Yep, mine is and I'm sure some others' are as well. Truly overkill but it's a fun hobby project.


I’m trying to resist the urge to move all my homelab setup to kubernetes too, mainly also because I don’t want to have to remember every dumb thing I did to customize my server and want everything to be deployable from a git repo, in case I need to rebuild it, etc.

But I’ve had the same Linux box for over 15 years now (through various hardware changes, I’ve kept the same Ubuntu install since circa 2008, using do-release-upgrade for major updates and making sure to keep up with security updates) and I’m not sure it’s really worth it to optimize for easy recovery from a fresh install. I back up my homedir and etc and some other important data, and if I had to rebuild my OS I’m sure I’d do it far cleaner this time and wouldn’t want to fully do things the way I had them anyway.

Even as a hobby it just doesn’t seem worth it to move away from the “pets, not cattle” model of servers when there’s just one or two of them (technically my router is separate but it’s a very simple router so there’s not much to do there)

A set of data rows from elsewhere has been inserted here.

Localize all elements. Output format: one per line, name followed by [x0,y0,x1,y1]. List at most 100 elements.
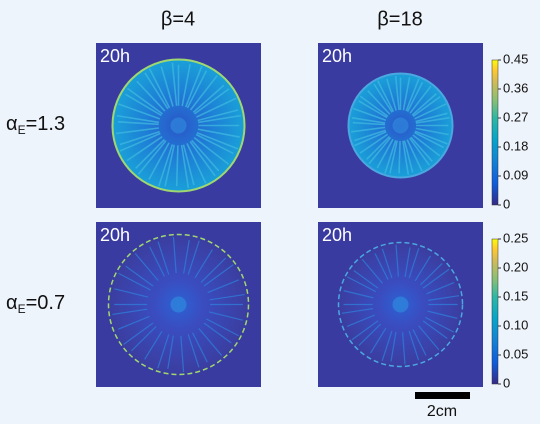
streak [370,327,387,354]
streak [422,320,448,339]
colony-center [392,296,409,313]
streak [351,320,379,341]
streak [184,65,203,108]
streak [189,75,218,111]
streak [409,85,432,114]
colony-center [170,296,187,313]
colony-center [170,117,187,134]
streak [200,257,227,283]
streak [144,330,163,360]
streak [123,322,154,345]
streak [354,129,386,142]
streak [418,325,440,351]
streak [118,272,151,291]
colorbar-tick-label: 0.10 [503,317,528,332]
scale-bar-label: 2cm [427,403,457,420]
streak [412,329,427,356]
streak [404,247,411,278]
colony-rim [337,241,464,368]
streak [351,126,386,133]
streak [394,75,400,111]
streak [354,131,387,147]
streak [149,246,165,277]
streak [405,78,420,112]
column-header: β=4 [161,8,195,30]
row-label-subscript: E [18,302,26,316]
colorbar-tick-label: 0.45 [503,51,528,66]
row-label: αE=0.7 [6,292,65,316]
streak [171,62,178,106]
streak [194,249,213,279]
row-label-subscript: E [18,123,26,137]
streak [427,295,460,301]
streak [352,107,387,121]
streak [402,140,410,175]
streak [183,240,190,274]
streak [395,244,400,277]
streak [402,77,411,111]
streak [368,137,392,165]
streak [198,328,223,356]
colorbar [491,238,499,385]
streak [412,134,441,157]
streak [381,248,393,279]
streak [125,265,154,287]
streak [353,270,379,289]
streak [414,130,448,145]
streak [390,331,397,362]
streak [346,314,375,327]
streak [411,93,437,116]
streak [366,135,391,160]
streak [144,72,169,110]
streak [352,121,385,126]
streak [189,141,216,177]
panel-label: 20h [100,225,130,245]
streak [112,308,148,316]
streak [359,133,389,154]
panel-label: 20h [100,46,130,66]
streak [117,121,159,126]
streak [422,268,450,289]
streak [119,130,160,146]
streak [424,316,455,333]
streak [381,330,393,362]
panel-label: 20h [322,225,352,245]
streak [406,139,423,172]
streak [415,127,449,136]
streak [206,318,239,337]
streak [419,263,443,286]
streak [172,236,177,274]
streak [157,334,170,369]
streak [192,84,225,113]
streak [409,137,431,166]
streak [351,117,386,124]
streak [414,131,445,149]
streak [187,240,200,275]
streak [196,131,239,150]
streak [116,114,160,124]
streak [427,310,458,319]
colony-center [392,117,409,134]
streak [408,247,420,279]
streak [136,80,166,112]
streak [398,141,401,174]
streak [175,145,179,187]
colorbar [491,59,499,206]
streak [406,81,424,112]
streak [125,93,162,117]
row-label-symbol: α [6,113,18,135]
colony-rim [107,233,250,376]
streak [361,258,383,284]
streak [384,140,397,174]
streak [367,90,391,115]
colony-rim [347,72,454,179]
streak [181,64,191,107]
streak [197,128,240,138]
colorbar-tick-label: 0.15 [503,288,528,303]
streak [126,135,163,162]
streak [401,332,406,365]
streak [414,255,431,282]
streak [410,136,433,162]
streak [148,142,170,180]
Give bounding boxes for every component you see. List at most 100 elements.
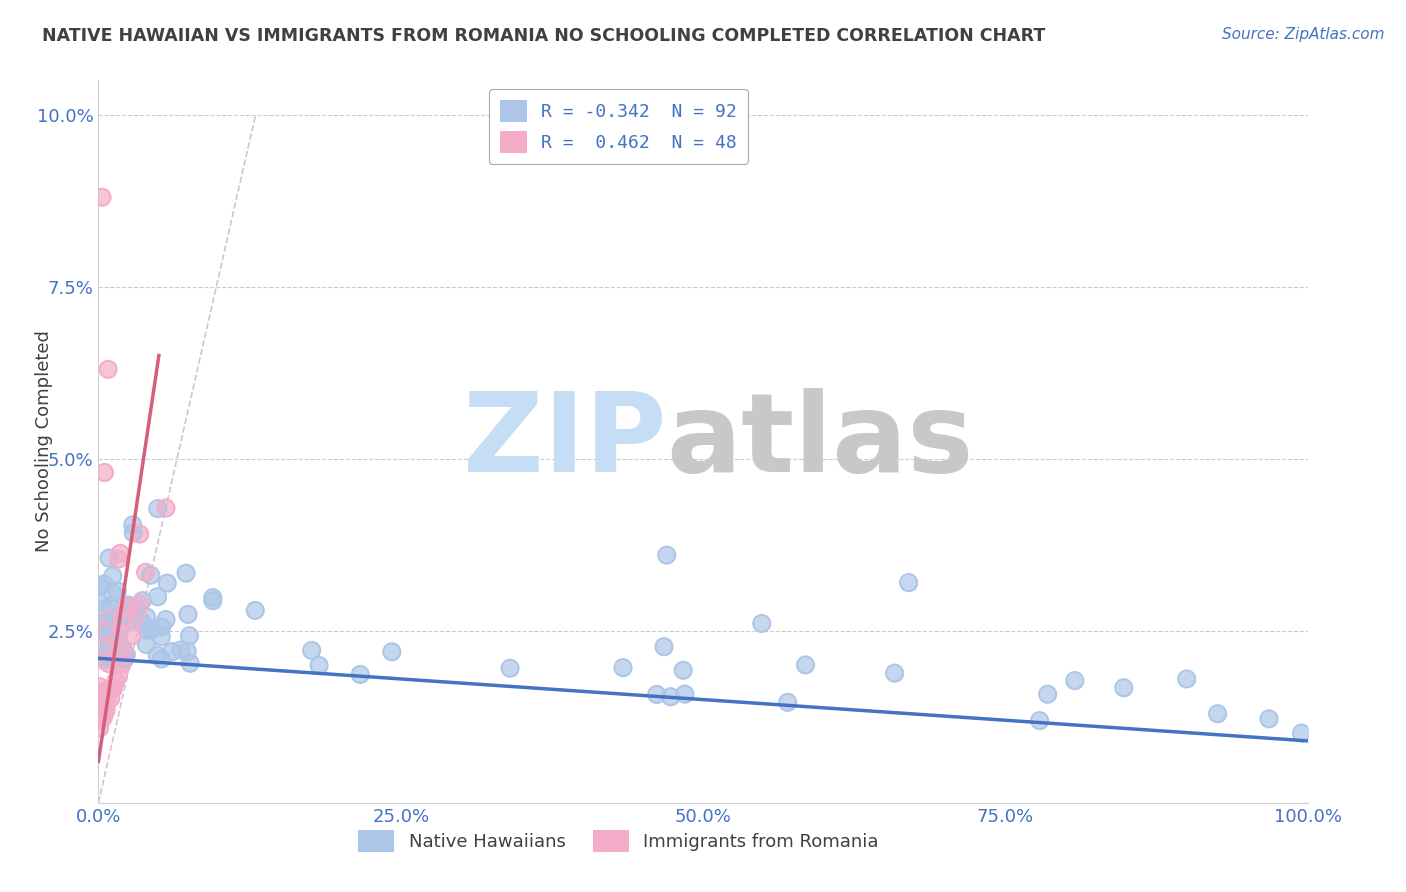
Point	[201, 593, 224, 607]
Point	[94, 683, 117, 698]
Point	[91, 711, 114, 725]
Point	[98, 618, 121, 632]
Point	[105, 584, 128, 599]
Point	[90, 619, 112, 633]
Point	[655, 548, 678, 562]
Point	[89, 710, 111, 724]
Point	[136, 623, 159, 637]
Point	[93, 697, 115, 711]
Point	[89, 721, 111, 735]
Point	[131, 593, 153, 607]
Point	[117, 598, 139, 612]
Point	[1063, 673, 1085, 688]
Point	[1036, 687, 1059, 701]
Point	[111, 640, 134, 655]
Point	[121, 517, 143, 532]
Point	[89, 709, 111, 723]
Point	[179, 629, 201, 643]
Point	[111, 657, 134, 671]
Point	[89, 701, 111, 715]
Point	[107, 634, 129, 648]
Point	[141, 622, 163, 636]
Point	[94, 615, 117, 629]
Point	[101, 586, 124, 600]
Point	[115, 600, 138, 615]
Point	[89, 627, 111, 641]
Point	[114, 648, 136, 663]
Point	[150, 630, 173, 644]
Point	[100, 636, 122, 650]
Point	[96, 623, 118, 637]
Point	[1206, 706, 1229, 721]
Point	[90, 619, 112, 633]
Point	[146, 648, 169, 663]
Point	[381, 645, 404, 659]
Point	[94, 706, 117, 720]
Point	[107, 667, 129, 681]
Point	[1258, 712, 1281, 726]
Point	[176, 644, 198, 658]
Point	[115, 600, 138, 615]
Point	[98, 651, 121, 665]
Point	[135, 638, 157, 652]
Point	[89, 713, 111, 727]
Point	[652, 640, 675, 654]
Point	[110, 604, 132, 618]
Point	[101, 586, 124, 600]
Point	[114, 651, 136, 665]
Point	[146, 501, 169, 516]
Point	[89, 685, 111, 699]
Point	[179, 657, 201, 671]
Point	[107, 634, 129, 648]
Point	[672, 663, 695, 677]
Point	[1036, 687, 1059, 701]
Point	[128, 597, 150, 611]
Point	[107, 552, 129, 566]
Point	[104, 610, 127, 624]
Point	[121, 517, 143, 532]
Point	[89, 680, 111, 694]
Point	[98, 551, 121, 566]
Point	[104, 674, 127, 689]
Point	[201, 591, 224, 605]
Point	[89, 627, 111, 641]
Text: ZIP: ZIP	[464, 388, 666, 495]
Point	[98, 651, 121, 665]
Point	[381, 645, 404, 659]
Point	[94, 703, 117, 717]
Point	[111, 657, 134, 671]
Point	[125, 602, 148, 616]
Point	[104, 674, 127, 689]
Point	[96, 691, 118, 706]
Point	[308, 658, 330, 673]
Point	[96, 648, 118, 663]
Point	[87, 596, 110, 610]
Point	[93, 692, 115, 706]
Point	[111, 641, 134, 656]
Point	[136, 623, 159, 637]
Point	[114, 648, 136, 663]
Point	[883, 666, 905, 681]
Point	[150, 620, 173, 634]
Point	[121, 628, 143, 642]
Point	[108, 546, 131, 560]
Point	[89, 691, 111, 706]
Point	[103, 631, 125, 645]
Point	[101, 681, 124, 696]
Point	[135, 566, 157, 580]
Point	[90, 622, 112, 636]
Point	[127, 604, 149, 618]
Point	[107, 631, 129, 645]
Point	[112, 651, 135, 665]
Point	[499, 661, 522, 675]
Point	[155, 613, 177, 627]
Point	[89, 685, 111, 699]
Point	[124, 614, 146, 628]
Point	[179, 629, 201, 643]
Point	[659, 690, 682, 704]
Point	[93, 602, 115, 616]
Point	[90, 686, 112, 700]
Point	[118, 600, 141, 615]
Point	[93, 577, 115, 591]
Point	[883, 666, 905, 681]
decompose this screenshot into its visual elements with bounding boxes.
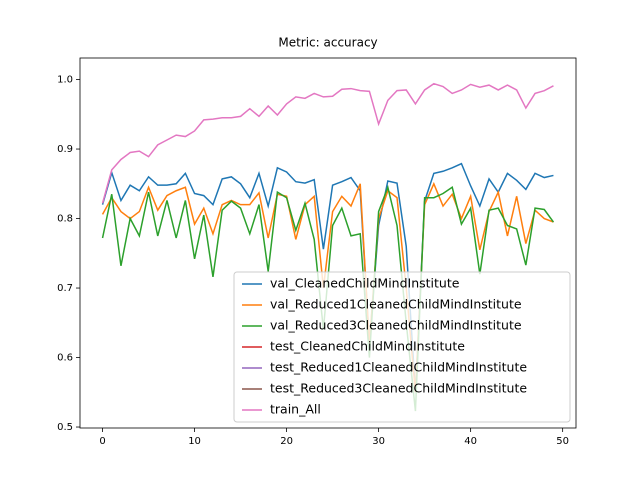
x-tick-label: 10 [188, 436, 201, 447]
legend-label: val_Reduced1CleanedChildMindInstitute [270, 297, 522, 312]
x-tick-label: 30 [372, 436, 385, 447]
y-tick-label: 0.6 [57, 353, 73, 364]
y-tick-label: 1.0 [57, 75, 73, 86]
y-tick-label: 0.7 [57, 283, 73, 294]
legend-label: val_Reduced3CleanedChildMindInstitute [270, 318, 522, 333]
axes-frame [79, 57, 577, 429]
x-tick-label: 0 [99, 436, 105, 447]
legend-label: test_CleanedChildMindInstitute [270, 339, 465, 354]
chart-title: Metric: accuracy [278, 36, 377, 50]
legend-box [233, 271, 571, 423]
legend-label: test_Reduced1CleanedChildMindInstitute [270, 360, 527, 375]
x-tick-label: 50 [556, 436, 569, 447]
y-tick-label: 0.5 [57, 422, 73, 433]
y-tick-label: 0.9 [57, 144, 73, 155]
series-line [101, 181, 554, 393]
legend-label: train_All [270, 402, 321, 417]
series-line [101, 82, 554, 204]
y-tick-label: 0.8 [57, 214, 73, 225]
series-line [101, 162, 554, 393]
legend-label: val_CleanedChildMindInstitute [270, 276, 460, 291]
legend: val_CleanedChildMindInstitute val_Reduced… [233, 271, 571, 423]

I moved all my stuff to k3s for exactly the reasons it seems you’re describing. I’m not saying “do it” but… it was worth it for me.

I had a ton of stuff that was important to me running in VMs on a Proxmox server. I had backups, but if anything had happened to that it would still be a nightmare. Most of it had been there long enough that my technical knowledge and knowledge of how I had set it up was rusty to nonexistent. Which meant that I was afraid to touch it. Which made me get rustier… It was starting to be a constant source of stress and anxiety.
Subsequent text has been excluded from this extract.